Steindór is one of about 170 players who stream in and out of Iceland’s only official baseball club, a team without a league or competition. He occasionally watches America’s Major League Baseball on television, particularly his favourite team, the Texas Rangers, or their former star pitcher C.J. Wilson.
With some determined Internet searching, it took Steindór about a week to understand rules for base stealing and tagging up. “I was aiming to be a pitcher, but my shoulder was sort of giving out, so I might become a fielder,” he says. “It’s really fun to me.”An unexpected roster of players
In early June, Steindór hits balls to all sides of an uphill, makeshift field where 14 players take part in throwing and hitting drills. The field, tucked next to Reykjavík’s main sports complex Laugardalshöll, has no backstop or infield clay, but it does have faint baselines. During the summer, the “troll field” is home to three weekly practices, squeezing in as much baseball as possible in Iceland’s short summers.
Players, mostly young teenagers, are clad in tennis shoes and soccer shorts. Nine-year-old Bjartur Jörfi Ingvason, playing in his first practice, stands his ground firmly on the first base bag. Heiða Arnljótsdóttir, who is 58 years old and sporting bright green socks and a Homer Simpson T-shirt, trots after fly balls in the outfield.
Some players fumble errant throws and miss easy ground balls, but others lace balls off a tee with almost picture-perfect swings, showing a surprising flair for the sport in a country that has never sent a player close to the major leagues.
The club’s first inning
Raj Bonifacius, the club’s 42-year-old president, says the club has seen steady growth since he started it five years ago. “It’s all just starting out, and some kids are curious and inquisitive. They come with bats and balls and gloves to practice and they’ll play with their friends in the neighborhood and see what we have to offer,” he says.
A native Californian who has lived in Iceland as a tennis instructor for 20 years, Raj says starting a baseball club was a way to draw kids in to America’s national past time. The club began with five members, mostly just Raj’s friends who liked to play games of catch, but has now grown to 170 players from a smattering of ages.

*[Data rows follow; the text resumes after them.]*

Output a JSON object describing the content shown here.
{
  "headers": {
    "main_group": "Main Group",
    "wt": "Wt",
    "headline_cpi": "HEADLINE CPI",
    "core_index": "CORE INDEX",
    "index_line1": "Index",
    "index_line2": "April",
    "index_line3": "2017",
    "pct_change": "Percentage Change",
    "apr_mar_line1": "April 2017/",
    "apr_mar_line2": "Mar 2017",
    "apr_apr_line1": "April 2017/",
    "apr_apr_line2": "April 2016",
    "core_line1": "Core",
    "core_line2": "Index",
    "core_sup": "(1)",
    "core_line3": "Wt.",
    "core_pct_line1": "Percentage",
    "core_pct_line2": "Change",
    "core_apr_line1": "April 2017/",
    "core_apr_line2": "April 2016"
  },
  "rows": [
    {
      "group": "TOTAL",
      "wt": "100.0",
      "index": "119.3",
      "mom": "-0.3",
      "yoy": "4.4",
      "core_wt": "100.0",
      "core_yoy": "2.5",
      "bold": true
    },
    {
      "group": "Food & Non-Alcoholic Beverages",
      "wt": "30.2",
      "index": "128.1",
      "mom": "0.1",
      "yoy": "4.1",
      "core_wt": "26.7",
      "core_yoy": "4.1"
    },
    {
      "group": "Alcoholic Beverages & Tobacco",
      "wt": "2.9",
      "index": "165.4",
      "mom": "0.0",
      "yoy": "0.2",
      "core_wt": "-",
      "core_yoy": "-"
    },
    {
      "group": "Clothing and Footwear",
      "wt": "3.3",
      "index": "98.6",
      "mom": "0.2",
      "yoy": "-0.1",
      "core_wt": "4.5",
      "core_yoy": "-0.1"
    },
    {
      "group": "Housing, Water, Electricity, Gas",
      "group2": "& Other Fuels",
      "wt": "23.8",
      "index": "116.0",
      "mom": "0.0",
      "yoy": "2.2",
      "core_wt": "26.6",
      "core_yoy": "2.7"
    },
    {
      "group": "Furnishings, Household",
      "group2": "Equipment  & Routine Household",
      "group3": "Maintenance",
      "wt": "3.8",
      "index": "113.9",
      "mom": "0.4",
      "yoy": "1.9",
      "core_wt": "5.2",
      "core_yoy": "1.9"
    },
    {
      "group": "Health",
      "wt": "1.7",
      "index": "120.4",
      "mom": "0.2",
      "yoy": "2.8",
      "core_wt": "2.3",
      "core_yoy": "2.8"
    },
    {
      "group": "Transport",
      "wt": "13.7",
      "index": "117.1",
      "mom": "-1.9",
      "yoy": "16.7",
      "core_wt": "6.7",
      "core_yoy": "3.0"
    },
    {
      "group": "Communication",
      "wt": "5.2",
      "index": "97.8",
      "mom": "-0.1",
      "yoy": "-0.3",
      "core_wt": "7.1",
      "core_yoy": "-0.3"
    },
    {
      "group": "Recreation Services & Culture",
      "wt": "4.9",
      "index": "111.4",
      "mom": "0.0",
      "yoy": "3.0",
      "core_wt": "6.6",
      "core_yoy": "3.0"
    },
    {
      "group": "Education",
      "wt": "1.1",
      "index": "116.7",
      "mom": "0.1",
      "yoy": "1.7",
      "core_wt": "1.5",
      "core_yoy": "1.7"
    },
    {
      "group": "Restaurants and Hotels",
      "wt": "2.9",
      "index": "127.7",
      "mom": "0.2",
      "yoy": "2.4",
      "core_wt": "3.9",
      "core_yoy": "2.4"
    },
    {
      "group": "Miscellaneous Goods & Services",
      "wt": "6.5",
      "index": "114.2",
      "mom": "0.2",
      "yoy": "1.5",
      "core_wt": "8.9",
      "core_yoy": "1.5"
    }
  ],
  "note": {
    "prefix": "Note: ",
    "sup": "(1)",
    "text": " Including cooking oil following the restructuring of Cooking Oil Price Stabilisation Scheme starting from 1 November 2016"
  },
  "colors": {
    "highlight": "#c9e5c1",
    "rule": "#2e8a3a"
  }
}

“We’re still building on the kids we have right now in the programme,” Raj says. “Most people like to come out and play just for fun. There’s never been any professional or semi-pro level to it. The level isn’t as great to what you see in the States.”
Looking for a rally
The club receives funding from the Reykjavík Sports Council's lottery system, about 150,000 ISK per year that Raj says goes to making brochures and advertising. Raj and one other coach volunteer to help explain the proper batting stance and pitching wind-up, and have increased turnout by teaching the sport in local schools.
Raj says maintaining a stable roster of players has been tricky as kids leave the club once practices move indoors and traditional winter sports like handball and soccer lure players away. “Icelandic weather is no good for baseball,” he says.
It’d also be nice to have another team too, he admits. The club held the first Icelandic baseball championship in 2009, which was even recognised by the Confederation of European Baseball. The two teams both came from Raj’s baseball club, dubbed the “Trolls.”
“Competition drives sports in Iceland so we’re waiting for that to happen. It’s a chicken and egg thing,” he says. “It’s tough for one club to try to do it all. When there is another club, then there’s another competitor. That’s what gets everyone going, someone to compete with.”
Steindór Steindórsson used to play his home country’s most popular sports, football and handball, but the tall and stocky 16-year-old now prefers baseball, one of the more unorthodox sports in Iceland. “I’ve been playing sports since I was small, and this was different from casual football and handball. I enjoy everything about it—hitting, catching, running,” he says.